The boundary conditions are \(u(0,t) = 1\) and \(u(3,t) = 0\). These conditions require the initial shockwave to travel in the direction of increasing x. We ran the simulation until the shockwave discontinuity arrived at \(x=3.0\). This insures that the boundary condition at \(x=3.0\) is obeyed throughout the simulation. For this flow problem, no exact analytical solution is known. Thus we compared the results of our Q-CFD solver to that of a C-CFD solver. We plot the results for both solvers in Fig. 3

Fig. 3
figure 3

Comparing quantum and classical BE solvers for a travelling shockwave flow. We plot the results of our quantum BE solver (Q-CFD) and a classical BE solver (C-CFD) at four times: a \(t=0.00\); b \(t=0.83\); c \(t=1.67\); and d \(t=2.50\). We see that the results of both solvers are in excellent agreement. As explained in Sect. 2, the flow velocity u and the time t are dimensionless

for \(t=0\), 0.83, 1.67, and 2.5. We see that: (i) the quantum BE algorithm successfully converged even though the flow contained a travelling shockwave discontinuity; and (ii) the Q-CFD results are in excellent agreement with that of the C-CFD solver. Finally, notice that both solvers slightly rounded the kinks in the flow solution by comparable amounts.

4 Conclusion

In this paper we have applied the quantum PDE algorithm of Reference [8] to BE in one-spatial dimension. We numerically simulated the quantum algorithm’s application to inviscid flows with and without a shockwave. The results found were compared to an exact solution which is known when no shockwave is present in the flow, and to a standard CFD simulation when a shockwave is and is not present.
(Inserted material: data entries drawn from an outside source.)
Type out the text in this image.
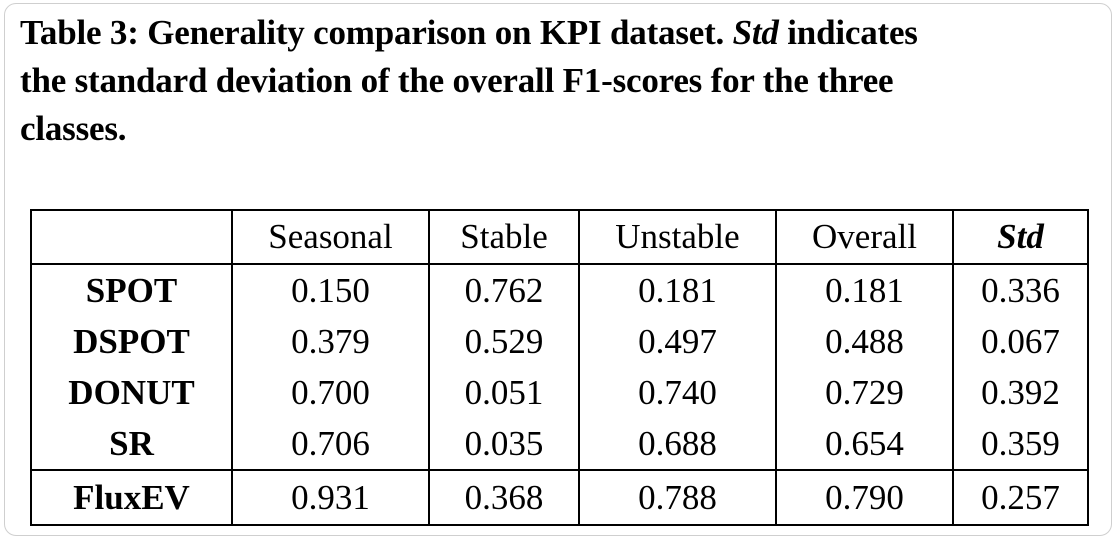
Table 3: Generality comparison on KPI dataset. Std indicates
the standard deviation of the overall F1-scores for the three
classes.

	Seasonal	Stable	Unstable	Overall	Std
SPOT	0.150	0.762	0.181	0.181	0.336
DSPOT	0.379	0.529	0.497	0.488	0.067
DONUT	0.700	0.051	0.740	0.729	0.392
SR	0.706	0.035	0.688	0.654	0.359
FluxEV	0.931	0.368	0.788	0.790	0.257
Agreement was excellent, and the quantum algorithm’s error was seen to be of the same order as that of the classical CFD simulation. We underscore that the quantum algorithm successfully converged to the solution even when a shockwave was present. We also discussed the computational complexity and speedup of the quantum BE algorithm which was found to be identical to that of the quantum PDE [8] and ODE [14] algorithms. It was shown that there is a quadratic (exponential) speedup over classical random (deterministic) algorithms for non-smooth driver functions which is the computationally most challenging case. It is important to note that this speedup is only expected to occur when the quantum algorithm is run on a quantum computer. Numerical simulation of the quantum algorithm on a classical computer is not expected to show a quantum speedup as classical computers do not generate the quantum entanglement or state superposition that underlie the speedup.

To close, we list a few useful directions for future work:

  • Application of the quantum PDE, NS, and BE algorithms to problems in two or more spatial dimensions;

  • Determining the quantum circuit implementation of the quantum PDE algorithm; and

  • Applying the quantum NS and BE algorithms to more complex flows.